This is basically a variation on this post.

Japan has quite the mystery writers’ scene – if you’ve seen Bungou Stray Dogs, you’ll know some of the names of the past, while being a Japanophile for long enough will expose you to names like Natsuhiko Kyogoku (who has his own BSD spinoff, despite being alive)…so you’d think there’s a lot of procedurals out there and so, procedural anime.

Important sidebar going forward: I’m using the definition of “procedural” from this Wikipedia page: “…a genre of television programming which focuses on how crimes are solved or some other aspect of a law enforcement agency, legislative body, or court of law.” Basically, this is what MAL mean when they have the so-called “police” genre on the work’s tags.

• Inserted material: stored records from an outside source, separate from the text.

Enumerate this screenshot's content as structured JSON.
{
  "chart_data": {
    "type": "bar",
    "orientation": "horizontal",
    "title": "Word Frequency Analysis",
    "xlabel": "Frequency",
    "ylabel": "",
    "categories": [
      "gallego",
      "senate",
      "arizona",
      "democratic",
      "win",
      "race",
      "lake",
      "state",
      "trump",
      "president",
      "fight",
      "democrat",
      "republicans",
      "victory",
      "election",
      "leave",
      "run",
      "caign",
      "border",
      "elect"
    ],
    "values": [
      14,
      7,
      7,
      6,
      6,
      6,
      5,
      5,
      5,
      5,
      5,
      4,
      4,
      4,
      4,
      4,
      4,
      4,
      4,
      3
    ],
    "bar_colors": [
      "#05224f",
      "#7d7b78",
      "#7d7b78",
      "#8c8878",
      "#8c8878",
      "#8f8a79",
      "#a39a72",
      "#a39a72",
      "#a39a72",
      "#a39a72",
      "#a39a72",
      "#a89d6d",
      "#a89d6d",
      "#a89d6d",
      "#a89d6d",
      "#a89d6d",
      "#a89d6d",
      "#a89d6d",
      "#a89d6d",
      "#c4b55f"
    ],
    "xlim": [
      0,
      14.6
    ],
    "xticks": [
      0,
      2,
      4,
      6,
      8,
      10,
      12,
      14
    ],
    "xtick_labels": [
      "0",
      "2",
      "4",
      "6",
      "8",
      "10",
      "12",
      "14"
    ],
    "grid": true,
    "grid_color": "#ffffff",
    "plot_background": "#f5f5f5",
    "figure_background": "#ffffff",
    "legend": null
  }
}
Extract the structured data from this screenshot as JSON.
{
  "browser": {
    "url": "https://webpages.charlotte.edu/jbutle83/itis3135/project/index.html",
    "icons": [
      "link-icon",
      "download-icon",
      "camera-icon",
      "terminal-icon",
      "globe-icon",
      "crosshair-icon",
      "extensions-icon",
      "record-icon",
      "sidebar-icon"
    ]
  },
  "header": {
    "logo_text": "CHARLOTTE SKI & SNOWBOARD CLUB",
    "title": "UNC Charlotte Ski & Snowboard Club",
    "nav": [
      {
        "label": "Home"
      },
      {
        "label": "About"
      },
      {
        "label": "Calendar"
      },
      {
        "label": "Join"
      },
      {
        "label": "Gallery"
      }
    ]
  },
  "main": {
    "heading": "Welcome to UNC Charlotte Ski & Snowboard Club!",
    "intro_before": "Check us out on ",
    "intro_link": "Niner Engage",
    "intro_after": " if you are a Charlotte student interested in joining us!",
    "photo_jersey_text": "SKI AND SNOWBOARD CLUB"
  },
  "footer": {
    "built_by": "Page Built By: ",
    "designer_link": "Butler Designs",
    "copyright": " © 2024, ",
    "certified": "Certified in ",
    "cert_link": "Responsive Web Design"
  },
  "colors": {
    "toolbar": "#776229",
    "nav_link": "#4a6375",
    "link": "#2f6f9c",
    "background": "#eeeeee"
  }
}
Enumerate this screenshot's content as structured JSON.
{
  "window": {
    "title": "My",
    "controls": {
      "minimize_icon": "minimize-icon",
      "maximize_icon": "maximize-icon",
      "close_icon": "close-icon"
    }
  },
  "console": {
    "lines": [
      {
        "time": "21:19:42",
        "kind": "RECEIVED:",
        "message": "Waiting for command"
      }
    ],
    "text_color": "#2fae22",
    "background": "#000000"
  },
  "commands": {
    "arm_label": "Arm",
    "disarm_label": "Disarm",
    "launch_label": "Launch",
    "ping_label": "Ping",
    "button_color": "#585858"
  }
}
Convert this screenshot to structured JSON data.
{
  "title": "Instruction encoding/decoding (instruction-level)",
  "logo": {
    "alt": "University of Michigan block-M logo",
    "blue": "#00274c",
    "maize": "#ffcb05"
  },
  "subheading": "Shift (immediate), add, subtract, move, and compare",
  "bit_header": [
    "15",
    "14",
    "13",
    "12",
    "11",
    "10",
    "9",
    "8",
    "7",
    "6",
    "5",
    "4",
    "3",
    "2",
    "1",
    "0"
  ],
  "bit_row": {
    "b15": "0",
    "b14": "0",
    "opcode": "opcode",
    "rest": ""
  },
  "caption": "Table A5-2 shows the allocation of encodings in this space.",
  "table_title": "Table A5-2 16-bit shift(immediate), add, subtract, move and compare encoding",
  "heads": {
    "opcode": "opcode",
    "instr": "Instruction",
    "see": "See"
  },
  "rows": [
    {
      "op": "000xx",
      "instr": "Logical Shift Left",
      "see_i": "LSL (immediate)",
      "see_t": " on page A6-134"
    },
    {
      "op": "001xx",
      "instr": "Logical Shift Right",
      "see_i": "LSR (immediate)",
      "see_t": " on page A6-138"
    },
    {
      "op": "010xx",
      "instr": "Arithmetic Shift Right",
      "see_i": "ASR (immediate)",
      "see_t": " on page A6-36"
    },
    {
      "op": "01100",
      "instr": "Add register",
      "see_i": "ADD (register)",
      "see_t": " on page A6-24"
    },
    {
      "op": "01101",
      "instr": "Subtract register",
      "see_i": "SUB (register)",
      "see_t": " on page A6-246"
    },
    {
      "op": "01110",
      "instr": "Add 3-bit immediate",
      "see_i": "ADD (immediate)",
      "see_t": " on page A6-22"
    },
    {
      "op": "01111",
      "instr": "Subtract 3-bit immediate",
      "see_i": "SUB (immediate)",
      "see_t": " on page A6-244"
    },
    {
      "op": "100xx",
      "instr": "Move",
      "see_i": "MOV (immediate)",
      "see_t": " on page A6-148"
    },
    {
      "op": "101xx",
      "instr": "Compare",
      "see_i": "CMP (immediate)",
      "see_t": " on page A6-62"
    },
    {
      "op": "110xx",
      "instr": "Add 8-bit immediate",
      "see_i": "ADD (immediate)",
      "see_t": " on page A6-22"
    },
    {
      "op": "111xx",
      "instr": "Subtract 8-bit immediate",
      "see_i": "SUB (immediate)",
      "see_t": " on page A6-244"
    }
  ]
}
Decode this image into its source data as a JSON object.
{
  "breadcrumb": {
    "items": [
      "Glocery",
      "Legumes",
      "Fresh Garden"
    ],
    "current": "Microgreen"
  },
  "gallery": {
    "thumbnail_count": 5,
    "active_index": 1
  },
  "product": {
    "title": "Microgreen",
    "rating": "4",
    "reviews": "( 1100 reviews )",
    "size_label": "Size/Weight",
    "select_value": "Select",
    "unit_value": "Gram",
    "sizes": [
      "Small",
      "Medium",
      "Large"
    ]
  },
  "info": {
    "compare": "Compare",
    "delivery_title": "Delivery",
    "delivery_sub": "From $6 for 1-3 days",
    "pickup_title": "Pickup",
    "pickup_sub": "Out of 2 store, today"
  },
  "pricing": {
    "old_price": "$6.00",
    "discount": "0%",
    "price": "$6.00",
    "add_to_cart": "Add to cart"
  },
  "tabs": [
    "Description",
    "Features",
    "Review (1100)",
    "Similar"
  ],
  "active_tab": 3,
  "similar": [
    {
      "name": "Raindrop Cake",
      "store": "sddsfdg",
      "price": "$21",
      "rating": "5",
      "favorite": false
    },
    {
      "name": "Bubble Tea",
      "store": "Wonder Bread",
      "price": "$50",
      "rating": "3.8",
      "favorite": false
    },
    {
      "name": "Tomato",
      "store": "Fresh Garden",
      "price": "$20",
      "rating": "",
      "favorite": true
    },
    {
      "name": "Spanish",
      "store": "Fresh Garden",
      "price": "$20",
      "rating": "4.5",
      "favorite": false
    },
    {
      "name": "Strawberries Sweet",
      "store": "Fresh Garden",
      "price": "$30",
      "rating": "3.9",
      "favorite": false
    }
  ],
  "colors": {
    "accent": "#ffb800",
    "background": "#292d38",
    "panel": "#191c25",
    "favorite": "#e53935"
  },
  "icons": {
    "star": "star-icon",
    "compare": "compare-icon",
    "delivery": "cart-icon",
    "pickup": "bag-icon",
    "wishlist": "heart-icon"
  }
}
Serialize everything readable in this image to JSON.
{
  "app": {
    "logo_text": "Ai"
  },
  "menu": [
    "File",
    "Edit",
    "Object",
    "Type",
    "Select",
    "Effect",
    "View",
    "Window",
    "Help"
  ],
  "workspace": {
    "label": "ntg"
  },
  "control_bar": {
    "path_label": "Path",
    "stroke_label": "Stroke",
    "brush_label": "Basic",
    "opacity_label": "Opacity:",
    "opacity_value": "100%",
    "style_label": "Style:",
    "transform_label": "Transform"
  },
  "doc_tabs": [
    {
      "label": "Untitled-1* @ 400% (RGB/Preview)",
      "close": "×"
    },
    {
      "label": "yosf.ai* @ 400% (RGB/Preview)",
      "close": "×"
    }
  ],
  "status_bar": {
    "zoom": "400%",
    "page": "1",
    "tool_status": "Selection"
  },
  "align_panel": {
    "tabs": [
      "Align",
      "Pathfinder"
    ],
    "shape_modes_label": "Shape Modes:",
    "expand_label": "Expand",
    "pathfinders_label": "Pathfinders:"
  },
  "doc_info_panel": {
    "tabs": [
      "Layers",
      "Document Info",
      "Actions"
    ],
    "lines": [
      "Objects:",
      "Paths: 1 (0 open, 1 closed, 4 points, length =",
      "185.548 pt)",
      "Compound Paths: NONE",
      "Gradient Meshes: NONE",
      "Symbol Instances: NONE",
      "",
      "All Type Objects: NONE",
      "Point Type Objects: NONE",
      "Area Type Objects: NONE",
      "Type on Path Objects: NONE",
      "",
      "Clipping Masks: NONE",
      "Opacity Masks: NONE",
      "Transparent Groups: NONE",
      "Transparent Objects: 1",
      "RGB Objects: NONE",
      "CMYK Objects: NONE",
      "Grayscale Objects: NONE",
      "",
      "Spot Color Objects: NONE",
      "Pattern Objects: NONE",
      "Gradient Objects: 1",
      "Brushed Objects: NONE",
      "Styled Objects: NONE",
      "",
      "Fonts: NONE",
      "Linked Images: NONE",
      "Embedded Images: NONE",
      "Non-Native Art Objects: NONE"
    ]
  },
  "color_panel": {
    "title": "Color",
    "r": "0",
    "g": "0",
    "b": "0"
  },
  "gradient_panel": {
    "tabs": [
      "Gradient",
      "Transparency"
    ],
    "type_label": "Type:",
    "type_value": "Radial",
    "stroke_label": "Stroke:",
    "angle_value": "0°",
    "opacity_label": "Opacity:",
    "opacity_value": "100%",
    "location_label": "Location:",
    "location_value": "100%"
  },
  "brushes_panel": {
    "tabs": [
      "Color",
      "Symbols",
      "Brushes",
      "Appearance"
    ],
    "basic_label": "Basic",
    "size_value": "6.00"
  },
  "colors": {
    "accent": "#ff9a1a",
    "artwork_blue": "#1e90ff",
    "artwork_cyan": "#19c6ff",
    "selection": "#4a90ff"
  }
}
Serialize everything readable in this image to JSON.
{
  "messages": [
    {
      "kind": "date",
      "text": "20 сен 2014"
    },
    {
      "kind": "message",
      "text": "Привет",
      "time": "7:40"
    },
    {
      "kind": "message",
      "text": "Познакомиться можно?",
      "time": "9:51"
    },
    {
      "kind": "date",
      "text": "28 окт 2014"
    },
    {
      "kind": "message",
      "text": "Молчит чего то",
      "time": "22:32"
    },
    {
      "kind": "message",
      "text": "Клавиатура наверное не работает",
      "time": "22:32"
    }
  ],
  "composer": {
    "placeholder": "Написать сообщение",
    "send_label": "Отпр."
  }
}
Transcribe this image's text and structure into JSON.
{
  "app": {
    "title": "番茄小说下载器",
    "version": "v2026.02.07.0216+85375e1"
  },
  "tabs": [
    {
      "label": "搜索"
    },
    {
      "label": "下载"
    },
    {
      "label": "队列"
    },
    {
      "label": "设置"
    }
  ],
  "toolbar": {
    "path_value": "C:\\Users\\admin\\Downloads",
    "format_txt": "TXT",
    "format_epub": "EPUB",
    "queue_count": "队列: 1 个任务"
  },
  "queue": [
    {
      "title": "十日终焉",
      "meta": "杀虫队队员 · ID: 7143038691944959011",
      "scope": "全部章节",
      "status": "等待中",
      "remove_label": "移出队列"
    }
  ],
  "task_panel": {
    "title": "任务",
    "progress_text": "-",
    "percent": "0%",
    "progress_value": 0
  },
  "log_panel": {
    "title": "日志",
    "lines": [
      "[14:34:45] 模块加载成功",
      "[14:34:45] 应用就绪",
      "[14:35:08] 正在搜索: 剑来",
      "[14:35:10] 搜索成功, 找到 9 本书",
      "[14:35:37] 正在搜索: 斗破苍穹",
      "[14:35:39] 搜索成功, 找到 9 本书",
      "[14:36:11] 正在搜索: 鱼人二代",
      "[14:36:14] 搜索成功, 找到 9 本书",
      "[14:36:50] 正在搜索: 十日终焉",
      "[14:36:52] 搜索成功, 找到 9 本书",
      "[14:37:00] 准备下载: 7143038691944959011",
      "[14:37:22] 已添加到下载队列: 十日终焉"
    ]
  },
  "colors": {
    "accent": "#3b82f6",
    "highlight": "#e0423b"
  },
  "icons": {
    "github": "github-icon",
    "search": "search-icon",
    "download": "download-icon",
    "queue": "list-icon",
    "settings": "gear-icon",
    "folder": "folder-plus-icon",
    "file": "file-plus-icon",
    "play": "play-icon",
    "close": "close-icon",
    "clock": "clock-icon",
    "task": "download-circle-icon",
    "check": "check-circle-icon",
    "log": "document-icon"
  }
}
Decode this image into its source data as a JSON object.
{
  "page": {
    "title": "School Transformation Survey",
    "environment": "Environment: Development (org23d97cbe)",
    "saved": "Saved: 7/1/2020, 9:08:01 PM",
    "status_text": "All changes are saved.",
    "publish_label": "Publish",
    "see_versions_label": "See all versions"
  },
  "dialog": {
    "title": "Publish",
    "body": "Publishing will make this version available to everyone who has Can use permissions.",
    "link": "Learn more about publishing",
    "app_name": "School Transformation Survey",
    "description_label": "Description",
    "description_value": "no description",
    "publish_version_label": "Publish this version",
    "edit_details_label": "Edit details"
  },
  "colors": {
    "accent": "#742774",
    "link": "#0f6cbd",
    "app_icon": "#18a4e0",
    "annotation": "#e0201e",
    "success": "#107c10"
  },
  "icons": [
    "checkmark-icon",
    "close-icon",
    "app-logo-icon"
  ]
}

Admittedly, this has picked up in previous years – Stand My Heroes, Psycho Pass, Tokunana and Double Decker all fit the bill to some degree – but I wanted to give this topic a shot anyway since Anime Feminist was asking about crime-solving anime, specifically focussing on the crime procedural.

Much like how magical girl anime have basically splintered into “dark” and “not-so-dark” kinds, mystery anime can generally be sorted into “mystery by atmosphere” (such as Xxxholic) and “mystery by design” (which is where the procedural generally falls), although the occult detective is a hybrid of the two and the nazotoki subgenre (currently including Nazotokine, Kaito x Ansa and Dimension High School…and maybe Phi Brain, if I ever get around to evaluating it) is a bit of a weird case in that their mysteries are puzzles, so they’re not procedural but still fit both categories one way or another.

Aside from that (which covers “supernatural and mystery” and maybe “fantasy and mystery”, although notably Rokka is not a procedural), there’s a significant bit of crossover between horror and mystery or sci-fi and mystery for certain shows, which are hit-or-miss when it comes to the procedural format – that is, they either have it or they don’t. Sometimes they stick to the procedural format for a while before getting rid of it entirely (see Double Decker as an example), which, depending on how you look at the situation, could count as contributing or not.

Sidebar: Oh gosh, I forgot I had that How Do You Approach Anime? post. I thought I first mentioned it in the post explaining why I love magical girl anime, but no…I was wrong. I know I’m tooting my past self’s horn here, but go read both posts if you haven’t!

On top of that, there’s the elephant in the room when it comes to MAL’s so-called “police” anime – Detective Conan. Although the procedural looks different enough in each incarnation that a new one doesn’t look like Detective Conan, the inherent formula to a more mystery-bent procedural will be predictable enough that it can be problematic. The hour-long live-action episode favours episodic stories with a proper narrative structure according to the formula, while the seasonal format means the one story might get split into bits if the mystery isn’t short (or alternatively, long) enough for 24 minutes (or whatever length episode is allocated). This is probably one reason why those “they’re a procedural and then they’re not” series are that way, come to think of it.

The other reason why series can’t stay procedurals within the seasonal schedule without having a larger (2 cours+) episode count is because people want to see endings. Part of a successful mystery series is a proper resolution, so the series has to make sure it nails the ending while upholding its own logic…which is a much harder thing to do than say, depending on the audience’s views.

Sidebar 2: Note although I use the terms interchangeably for the most part in this post, I distinguish crime procedural from other procedurals due to the existence of Ace Attorney (a law procedural, which – judging by my mother’s love of procedurals in general – is definitely a subgenre more typically found in live-action). I did also sift Rokka from the procedurals for a similar reason – namely because a whodunit-only mystery series is not necessarily a procedural, although in crime procedurals the two can coexist.


As you can tell by this point, I like coming up with reasons for why so-and-so genre isn’t so common and then creating entire treatises based around one genre – they’re easy to write and fairly timeless if the audience knows what you’re going on about, so long as you’ve seen enough examples of the genre in action that you don’t end up getting tangled in your own terminology.

So, I’ll spin my question for this post from an idea I hinted about in one of the final paragraphs (and this is gonna be a contentious one) – is anime the ideal format for a crime procedural, or should we stick to the Anglophone live-action shows instead?